It’s Penn or Crowe for Best Actor

If you are placing bets on who will win best actor at this year’s Academy Awards, put all your money on Russell Crowe or Sean Penn. Not because these two men are phenomenal actors, but because they both portray characters with mental illnesses.

Since 1988, when Dustin Hoffman won the golden statuette for playing an autistic savant in “Rain Man,” the Academy has been honoring the work of actors in handicapped, mentally deranged or retarded roles. Crowe and Penn definitely fall into the retard genre Hollywood has come to love, Crowe playing schizophrenic mathematician John Nash in “A Beautiful Mind,” and Penn as the mentally retarded Sam Dawson trying to gain custody of his daughter in “I Am Sam.”

Surely these two roles will beat out Will Smith as prizefighter Muhammed Ali, Denzel Washington as a corrupt cop in “Training Day” and “In The Bedroom’s” Tom Williamson as a father dealing with his son’s affair with an older woman. Exciting roles, to be sure, but they lack the Oscar-worthy attributes of human defects.

Of the 11 awards handed out since “Rain Man,” more than half have gone to handicapped or mentally wanting roles, and the others are arguably leaning in that direction. In 1992, Al Pacino won for playing a blind man in “Scent of a Woman.” Geoffrey Rush showed us the fall into a mental institution in 1996 as pianist David Helfgott in “Shine.” Jack Nicholson won an Oscar in 1997 for “As Good as it Gets,” in which he plays an obsessive-compulsive author with the tact of a Tasmanian devil. (It’s important to note that Nicholson’s other Oscar was for “One Flew Over the Cuckoo’s Nest” in 1975.)

Nicolas Cage won for playing a definitely-unstable alcoholic who moves in with a hooker while he tries to drink himself to death in “Leaving Las Vegas” in 1995. And who will ever forget Tom Hanks as Forrest Gump in 1994, the low-IQ Vietnam vet who wanders into every significant event to take place during his lifetime without even noticing.

The other winners since 1988 are either on their way to an institution, closely associated with handicap or chosen for political reasons because there were no handicapped or mentally retarded roles on the list. Daniel Day Lewis won for “My Left Foot” in 1989 — he was not handicapped but the movie is about a spastic quadriplegic. Kevin Spacey won in 1999 for “American Beauty,” in which he suffers a mid-life crisis.
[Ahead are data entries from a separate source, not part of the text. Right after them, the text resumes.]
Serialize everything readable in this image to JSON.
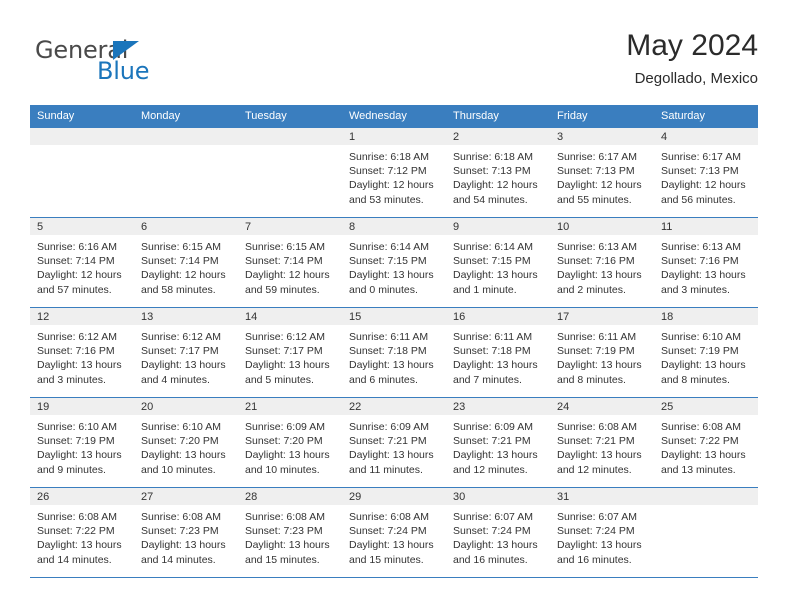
{
  "logo": {
    "word1": "General",
    "word2": "Blue",
    "triangle_color": "#1b75bb",
    "word1_color": "#4a4a4a"
  },
  "header": {
    "title": "May 2024",
    "subtitle": "Degollado, Mexico"
  },
  "theme": {
    "header_bg": "#3a7ebf",
    "header_text": "#ffffff",
    "day_band_bg": "#efefef",
    "grid_line": "#3a7ebf",
    "body_text": "#333333"
  },
  "weekdays": [
    "Sunday",
    "Monday",
    "Tuesday",
    "Wednesday",
    "Thursday",
    "Friday",
    "Saturday"
  ],
  "labels": {
    "sunrise": "Sunrise:",
    "sunset": "Sunset:",
    "daylight": "Daylight:"
  },
  "weeks": [
    [
      {
        "day": "",
        "empty": true
      },
      {
        "day": "",
        "empty": true
      },
      {
        "day": "",
        "empty": true
      },
      {
        "day": "1",
        "sunrise": "Sunrise: 6:18 AM",
        "sunset": "Sunset: 7:12 PM",
        "daylight_1": "Daylight: 12 hours",
        "daylight_2": "and 53 minutes."
      },
      {
        "day": "2",
        "sunrise": "Sunrise: 6:18 AM",
        "sunset": "Sunset: 7:13 PM",
        "daylight_1": "Daylight: 12 hours",
        "daylight_2": "and 54 minutes."
      },
      {
        "day": "3",
        "sunrise": "Sunrise: 6:17 AM",
        "sunset": "Sunset: 7:13 PM",
        "daylight_1": "Daylight: 12 hours",
        "daylight_2": "and 55 minutes."
      },
      {
        "day": "4",
        "sunrise": "Sunrise: 6:17 AM",
        "sunset": "Sunset: 7:13 PM",
        "daylight_1": "Daylight: 12 hours",
        "daylight_2": "and 56 minutes."
      }
    ],
    [
      {
        "day": "5",
        "sunrise": "Sunrise: 6:16 AM",
        "sunset": "Sunset: 7:14 PM",
        "daylight_1": "Daylight: 12 hours",
        "daylight_2": "and 57 minutes."
      },
      {
        "day": "6",
        "sunrise": "Sunrise: 6:15 AM",
        "sunset": "Sunset: 7:14 PM",
        "daylight_1": "Daylight: 12 hours",
        "daylight_2": "and 58 minutes."
      },
      {
        "day": "7",
        "sunrise": "Sunrise: 6:15 AM",
        "sunset": "Sunset: 7:14 PM",
        "daylight_1": "Daylight: 12 hours",
        "daylight_2": "and 59 minutes."
      },
      {
        "day": "8",
        "sunrise": "Sunrise: 6:14 AM",
        "sunset": "Sunset: 7:15 PM",
        "daylight_1": "Daylight: 13 hours",
        "daylight_2": "and 0 minutes."
      },
      {
        "day": "9",
        "sunrise": "Sunrise: 6:14 AM",
        "sunset": "Sunset: 7:15 PM",
        "daylight_1": "Daylight: 13 hours",
        "daylight_2": "and 1 minute."
      },
      {
        "day": "10",
        "sunrise": "Sunrise: 6:13 AM",
        "sunset": "Sunset: 7:16 PM",
        "daylight_1": "Daylight: 13 hours",
        "daylight_2": "and 2 minutes."
      },
      {
        "day": "11",
        "sunrise": "Sunrise: 6:13 AM",
        "sunset": "Sunset: 7:16 PM",
        "daylight_1": "Daylight: 13 hours",
        "daylight_2": "and 3 minutes."
      }
    ],
    [
      {
        "day": "12",
        "sunrise": "Sunrise: 6:12 AM",
        "sunset": "Sunset: 7:16 PM",
        "daylight_1": "Daylight: 13 hours",
        "daylight_2": "and 3 minutes."
      },
      {
        "day": "13",
        "sunrise": "Sunrise: 6:12 AM",
        "sunset": "Sunset: 7:17 PM",
        "daylight_1": "Daylight: 13 hours",
        "daylight_2": "and 4 minutes."
      },
      {
        "day": "14",
        "sunrise": "Sunrise: 6:12 AM",
        "sunset": "Sunset: 7:17 PM",
        "daylight_1": "Daylight: 13 hours",
        "daylight_2": "and 5 minutes."
      },
      {
        "day": "15",
        "sunrise": "Sunrise: 6:11 AM",
        "sunset": "Sunset: 7:18 PM",
        "daylight_1": "Daylight: 13 hours",
        "daylight_2": "and 6 minutes."
      },
      {
        "day": "16",
        "sunrise": "Sunrise: 6:11 AM",
        "sunset": "Sunset: 7:18 PM",
        "daylight_1": "Daylight: 13 hours",
        "daylight_2": "and 7 minutes."
      },
      {
        "day": "17",
        "sunrise": "Sunrise: 6:11 AM",
        "sunset": "Sunset: 7:19 PM",
        "daylight_1": "Daylight: 13 hours",
        "daylight_2": "and 8 minutes."
      },
      {
        "day": "18",
        "sunrise": "Sunrise: 6:10 AM",
        "sunset": "Sunset: 7:19 PM",
        "daylight_1": "Daylight: 13 hours",
        "daylight_2": "and 8 minutes."
      }
    ],
    [
      {
        "day": "19",
        "sunrise": "Sunrise: 6:10 AM",
        "sunset": "Sunset: 7:19 PM",
        "daylight_1": "Daylight: 13 hours",
        "daylight_2": "and 9 minutes."
      },
      {
        "day": "20",
        "sunrise": "Sunrise: 6:10 AM",
        "sunset": "Sunset: 7:20 PM",
        "daylight_1": "Daylight: 13 hours",
        "daylight_2": "and 10 minutes."
      },
      {
        "day": "21",
        "sunrise": "Sunrise: 6:09 AM",
        "sunset": "Sunset: 7:20 PM",
        "daylight_1": "Daylight: 13 hours",
        "daylight_2": "and 10 minutes."
      },
      {
        "day": "22",
        "sunrise": "Sunrise: 6:09 AM",
        "sunset": "Sunset: 7:21 PM",
        "daylight_1": "Daylight: 13 hours",
        "daylight_2": "and 11 minutes."
      },
      {
        "day": "23",
        "sunrise": "Sunrise: 6:09 AM",
        "sunset": "Sunset: 7:21 PM",
        "daylight_1": "Daylight: 13 hours",
        "daylight_2": "and 12 minutes."
      },
      {
        "day": "24",
        "sunrise": "Sunrise: 6:08 AM",
        "sunset": "Sunset: 7:21 PM",
        "daylight_1": "Daylight: 13 hours",
        "daylight_2": "and 12 minutes."
      },
      {
        "day": "25",
        "sunrise": "Sunrise: 6:08 AM",
        "sunset": "Sunset: 7:22 PM",
        "daylight_1": "Daylight: 13 hours",
        "daylight_2": "and 13 minutes."
      }
    ],
    [
      {
        "day": "26",
        "sunrise": "Sunrise: 6:08 AM",
        "sunset": "Sunset: 7:22 PM",
        "daylight_1": "Daylight: 13 hours",
        "daylight_2": "and 14 minutes."
      },
      {
        "day": "27",
        "sunrise": "Sunrise: 6:08 AM",
        "sunset": "Sunset: 7:23 PM",
        "daylight_1": "Daylight: 13 hours",
        "daylight_2": "and 14 minutes."
      },
      {
        "day": "28",
        "sunrise": "Sunrise: 6:08 AM",
        "sunset": "Sunset: 7:23 PM",
        "daylight_1": "Daylight: 13 hours",
        "daylight_2": "and 15 minutes."
      },
      {
        "day": "29",
        "sunrise": "Sunrise: 6:08 AM",
        "sunset": "Sunset: 7:24 PM",
        "daylight_1": "Daylight: 13 hours",
        "daylight_2": "and 15 minutes."
      },
      {
        "day": "30",
        "sunrise": "Sunrise: 6:07 AM",
        "sunset": "Sunset: 7:24 PM",
        "daylight_1": "Daylight: 13 hours",
        "daylight_2": "and 16 minutes."
      },
      {
        "day": "31",
        "sunrise": "Sunrise: 6:07 AM",
        "sunset": "Sunset: 7:24 PM",
        "daylight_1": "Daylight: 13 hours",
        "daylight_2": "and 16 minutes."
      },
      {
        "day": "",
        "empty": true
      }
    ]
  ]
}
Roberto Benigni won for “Life is Beautiful” in 1998, and after his acceptance speech one would wonder about his mental capacity. In 1993 it was Tom Hanks for “Philadelphia” — this a political choice. Hanks plays a gay man with AIDS fighting to get his job back. Clearly one of those “insult my intelligence” films and with illness to boot! Crowe won last year for “Gladiator” — again, there were no handicapped roles in 2001, and many suggest he won because it was his due.

To be fair, the Oscars have always been predictable. In the ’60s, the Academy honored musicals and comedies (i.e. “My Fair Lady” and “The Sound of Music”). In the ’70s and early ’80s we saw the rise of ordinary people doing outstanding things (“The Sting,” “Rocky” and “Chariots of Fire”).

The distinguishing feature of Oscar’s latest formula is that it does not require outstanding performances. Contrary to what many think, it is much easier to play someone who is retarded than it is to portray real life. The roles are so over the top an actor would be hard pressed to get it wrong. I personally have an outstanding handicapped act that would be sure to win an Oscar — just ask my friends.

Not that all these actors can’t act. We’ve seen them in other films (Tom Hanks in “Saving Private Ryan,” Al Pacino in just about anything, Dustin Hoffman, again, in anything), and we know they have thesbian abilities. It just appears that Hollywood is pandering to our sick, voyeuristic need to watch handicapped folks try to make it through life.

Be honest with yourself, when you walk away from movies like “Forrest Gump” and “I Am Sam,” have you truly identified with the characters? Did you feel what they feel? Please. You watched it because you are sick, twisted and fascinated with life’s deformities. It’s the same reason so many watch professional wrestling.

The trend couldn’t be more clear, especially with “I Am Sam,” a movie definitely made for an Oscar run. The real question is why Guy Pearce was snubbed for “Memento.”

Of course, the Academy could decide it’s time to change the formula and give an Oscar to Will Smith or Denzel Washington because it needs to prove its political correctness and award more black actors. But I’m placing my bets on Crowe and Penn.